『麒麟がくる』芦田愛菜が演じる細川ガラシャ、忠興とのちょっと異常な夫婦仲の画像1
NHK 大河ドラマ『麒麟がくる』」より

 NHKの大河ドラマ『麒麟がくる』に、いよいよ芦田愛菜が登場する。芦田が演じるのは、明智光秀の愛娘・たま、後の細川ガラシャだ。ガラシャについては壮絶な死に際こそ有名だが、それ以前のことはあまり知られていない。そこで今回は、ガラシャ(明智玉)にまつわるエピソードをいくつか紹介したい。

信長の命で細川忠興と政略結婚

 光秀と煕子の三女(次女という説もある)として生まれた玉(玉子・珠・珠子)。幼少期についての史料が残っていないため、どんな少女時代を送ったのかはわかっていないが、血気盛んな織田信長とは正反対な朝倉義景が統治する越前に生まれ育っているため、比較的平和な毎日を過ごしていたことが想像できる。

 そんな玉が歴史の表舞台に顔を出すのは、16歳のとき。光秀とともに信長を支えた細川藤孝の嫡男・細川忠興の結婚相手として登場する。何を隠そう、この結婚を提案したのは信長。家臣の絆を深めることで、織田家への忠誠心を高めるためだったと言われている。忠興と玉は美男美女で、信長も「人形のようにかわいい若い夫婦」と言って、2人の結婚を大変喜んだ。

 もちろん、光秀も大喜びしただろう。明智家は美濃国の名門土岐氏の流れをくむといっても、光秀は一度は浪人となり、そこから這い上がってきた亜流の武将。対して細川家は、将軍足利義輝に仕える名門中の名門。格の違いは明らかだった。

 ドラマの中では、藤孝(眞島秀和)は事あるごとに光秀(長谷川博己)に意見を聞き、光秀も「藤孝殿」「藤孝殿」と頼りにしているシーンがよくある。立場は違っても尊敬し合える仲の2人にとって、忠興と玉の結婚はウェルカムだったに違いない。

 肝心の本人同士はというと、忠興と玉は仲睦まじく、結婚した翌年には長女が、その次の年には長男が生まれている。

「鬼の嫁に蛇はふさわしいでしょう」

 忠興・玉夫婦を語るときに欠かせないのが、忠興の嫉妬深さだ。玉を愛する気持ちは、時に狂気と化した。

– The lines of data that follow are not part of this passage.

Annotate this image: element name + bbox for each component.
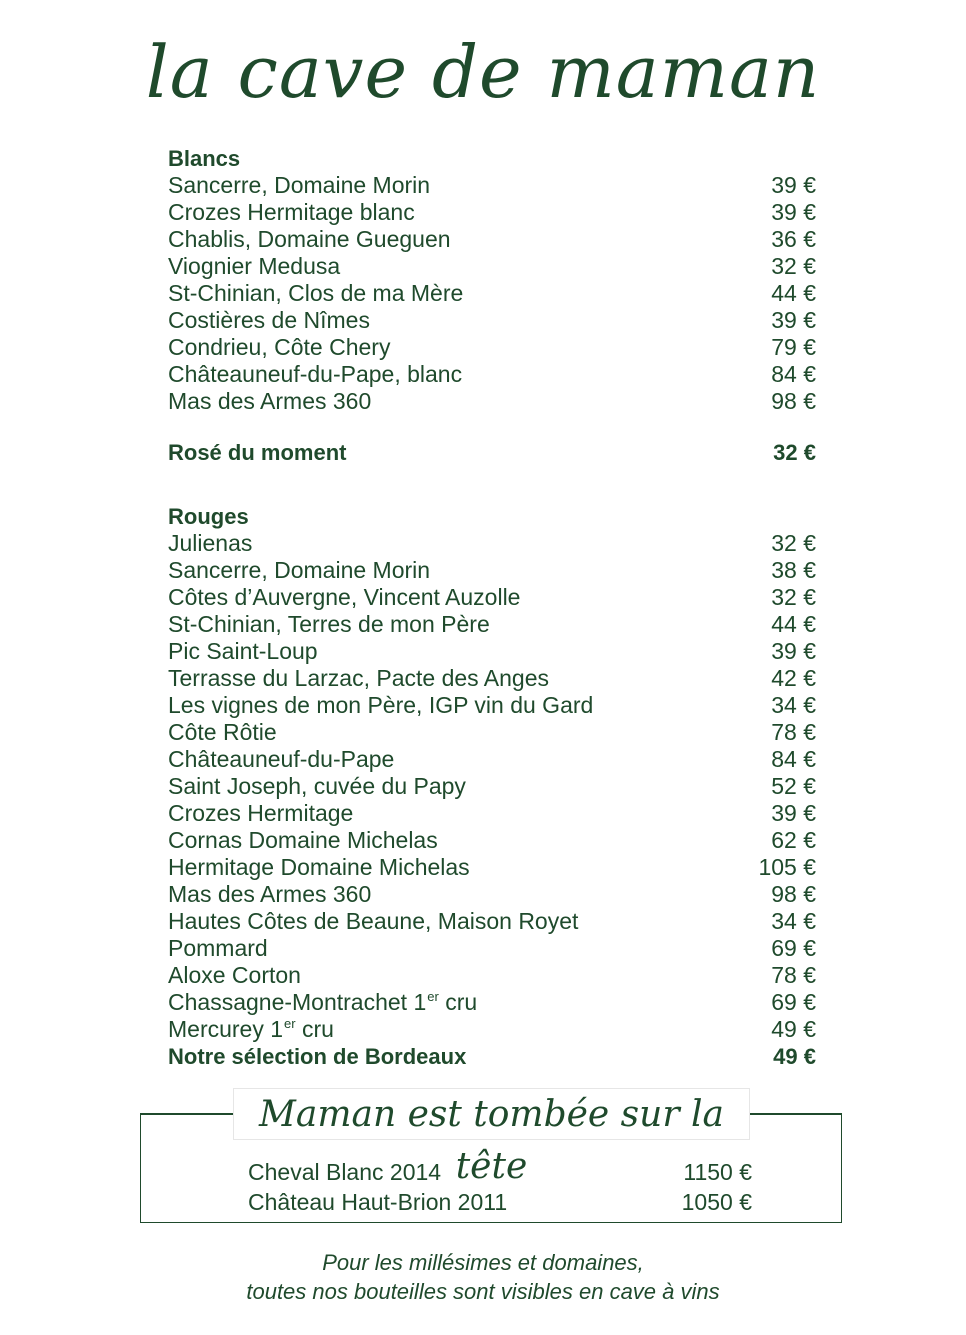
wine-row: [168, 307, 816, 334]
wine-price: 62 €: [771, 827, 816, 853]
wine-price: 32 €: [771, 253, 816, 279]
wine-name: Côte Rôtie: [168, 719, 277, 745]
wine-row: [168, 1043, 816, 1070]
wine-name: Pic Saint-Loup: [168, 638, 318, 664]
wine-name: Rosé du moment: [168, 440, 347, 465]
wine-price: 32 €: [773, 440, 816, 465]
wine-row: [248, 1157, 752, 1187]
wine-row: [168, 253, 816, 280]
box-border-right: [750, 1113, 842, 1115]
rouges-section: [168, 503, 816, 1070]
wine-price: 44 €: [771, 611, 816, 637]
wine-row: [168, 692, 816, 719]
wine-name-superscript: er: [427, 989, 439, 1005]
blancs-list: [168, 172, 816, 415]
wine-price: 34 €: [771, 692, 816, 718]
wine-row: [168, 962, 816, 989]
wine-name: Mas des Armes 360: [168, 388, 372, 414]
wine-row: [168, 989, 816, 1016]
wine-name: Julienas: [168, 530, 253, 556]
wine-row: [168, 827, 816, 854]
wine-row: [168, 280, 816, 307]
wine-name: Viognier Medusa: [168, 253, 341, 279]
wine-name: Cheval Blanc 2014: [248, 1159, 442, 1185]
page-title: la cave de maman: [145, 30, 821, 114]
special-selection-list: [248, 1157, 752, 1217]
wine-price: 98 €: [771, 388, 816, 414]
wine-price: 49 €: [771, 1016, 816, 1042]
wine-row: [168, 746, 816, 773]
wine-row: [168, 1016, 816, 1043]
wine-row: [168, 530, 816, 557]
wine-price: 78 €: [771, 962, 816, 988]
wine-price: 69 €: [771, 989, 816, 1015]
wine-name: St-Chinian, Clos de ma Mère: [168, 280, 464, 306]
wine-row: [168, 584, 816, 611]
wine-price: 39 €: [771, 172, 816, 198]
wine-name: Saint Joseph, cuvée du Papy: [168, 773, 466, 799]
wine-row: [168, 854, 816, 881]
wine-price: 32 €: [771, 584, 816, 610]
wine-name: Aloxe Corton: [168, 962, 301, 988]
wine-price: 44 €: [771, 280, 816, 306]
wine-name: Châteauneuf-du-Pape, blanc: [168, 361, 463, 387]
wine-name: Notre sélection de Bordeaux: [168, 1044, 467, 1069]
wine-name: Chassagne-Montrachet 1er cru: [168, 989, 478, 1015]
wine-price: 42 €: [771, 665, 816, 691]
wine-name: Crozes Hermitage blanc: [168, 199, 415, 225]
wine-row: [168, 773, 816, 800]
special-selection-title: Maman est tombée sur la tête: [233, 1088, 750, 1140]
wine-name: Mercurey 1er cru: [168, 1016, 334, 1042]
wine-row: [168, 172, 816, 199]
wine-row: [168, 881, 816, 908]
footer-note: [0, 1248, 966, 1306]
wine-price: 52 €: [771, 773, 816, 799]
wine-row: [168, 800, 816, 827]
rose-section: [168, 439, 816, 466]
footer-line-1: Pour les millésimes et domaines,: [322, 1250, 644, 1275]
wine-row: [168, 908, 816, 935]
wine-price: 49 €: [773, 1044, 816, 1069]
wine-name: Château Haut-Brion 2011: [248, 1189, 508, 1215]
wine-price: 1150 €: [683, 1159, 752, 1185]
wine-row: [168, 665, 816, 692]
wine-row: [168, 226, 816, 253]
wine-name: Condrieu, Côte Chery: [168, 334, 391, 360]
wine-price: 39 €: [771, 307, 816, 333]
wine-name: Hautes Côtes de Beaune, Maison Royet: [168, 908, 579, 934]
wine-row: [168, 361, 816, 388]
wine-name: Sancerre, Domaine Morin: [168, 172, 431, 198]
wine-name: Terrasse du Larzac, Pacte des Anges: [168, 665, 549, 691]
wine-price: 39 €: [771, 800, 816, 826]
wine-row: [168, 334, 816, 361]
wine-name: Les vignes de mon Père, IGP vin du Gard: [168, 692, 594, 718]
wine-name-superscript: er: [284, 1016, 296, 1032]
rouges-list: [168, 530, 816, 1070]
wine-row: [168, 611, 816, 638]
section-heading-rouges: Rouges: [168, 504, 249, 529]
wine-price: 1050 €: [681, 1189, 752, 1215]
wine-price: 84 €: [771, 361, 816, 387]
wine-price: 78 €: [771, 719, 816, 745]
wine-price: 84 €: [771, 746, 816, 772]
wine-row: [168, 719, 816, 746]
wine-price: 98 €: [771, 881, 816, 907]
wine-row: [168, 935, 816, 962]
wine-name: Mas des Armes 360: [168, 881, 372, 907]
wine-row-rose: [168, 439, 816, 466]
wine-row: [248, 1187, 752, 1217]
wine-price: 34 €: [771, 908, 816, 934]
blancs-section: [168, 145, 816, 415]
wine-price: 79 €: [771, 334, 816, 360]
wine-row: [168, 388, 816, 415]
wine-name: Cornas Domaine Michelas: [168, 827, 438, 853]
wine-price: 32 €: [771, 530, 816, 556]
wine-name: Chablis, Domaine Gueguen: [168, 226, 451, 252]
wine-price: 38 €: [771, 557, 816, 583]
wine-name: Hermitage Domaine Michelas: [168, 854, 470, 880]
wine-price: 69 €: [771, 935, 816, 961]
wine-price: 39 €: [771, 199, 816, 225]
wine-name: Crozes Hermitage: [168, 800, 354, 826]
footer-line-2: toutes nos bouteilles sont visibles en cave à vins: [246, 1279, 720, 1304]
section-heading-blancs: Blancs: [168, 146, 241, 171]
wine-name: Côtes d’Auvergne, Vincent Auzolle: [168, 584, 521, 610]
wine-name: Pommard: [168, 935, 268, 961]
wine-price: 36 €: [771, 226, 816, 252]
wine-name: St-Chinian, Terres de mon Père: [168, 611, 490, 637]
wine-price: 39 €: [771, 638, 816, 664]
wine-row: [168, 638, 816, 665]
wine-row: [168, 557, 816, 584]
wine-name: Costières de Nîmes: [168, 307, 370, 333]
wine-price: 105 €: [758, 854, 816, 880]
box-border-left: [140, 1113, 233, 1115]
wine-row: [168, 199, 816, 226]
wine-name: Sancerre, Domaine Morin: [168, 557, 431, 583]
wine-name: Châteauneuf-du-Pape: [168, 746, 395, 772]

 忠興の嫉妬深さを物語るエピソードはいくつかある。他の男を近づけさせないために玉に外出禁止を命じたり、多くの侍女をつけて監視させていた[安倍1] という。その中で最もクレイジーなのが、玉に見とれた庭師を打ち首にしてしまったエピソードだろう。

 若い頃の忠興は「戦国一、気が短い」と称されるほど短気な人物で、怒りに触れた家臣を手打ちにすることは珍しくなかった。玉を愛するあまり、オスの猫さえも近づけさせなかったといわれるくらいの男なら、あり得なくもない……と思ってしまうが、対する玉は非常に度胸がすわっていた。

 玉は聡明で、大変クールな人物だったそう。また、気位が高い上に、気が強い面も持ち合わせていた。忠興が前述した庭師の首を玉の横に置いても、顔色ひとつ変えなかった。忠興が「生首を横に置いても顔色を変えないとは、お前は蛇なのか?」と問うと、「鬼の嫁に蛇はふさわしいでしょう」と答えたという。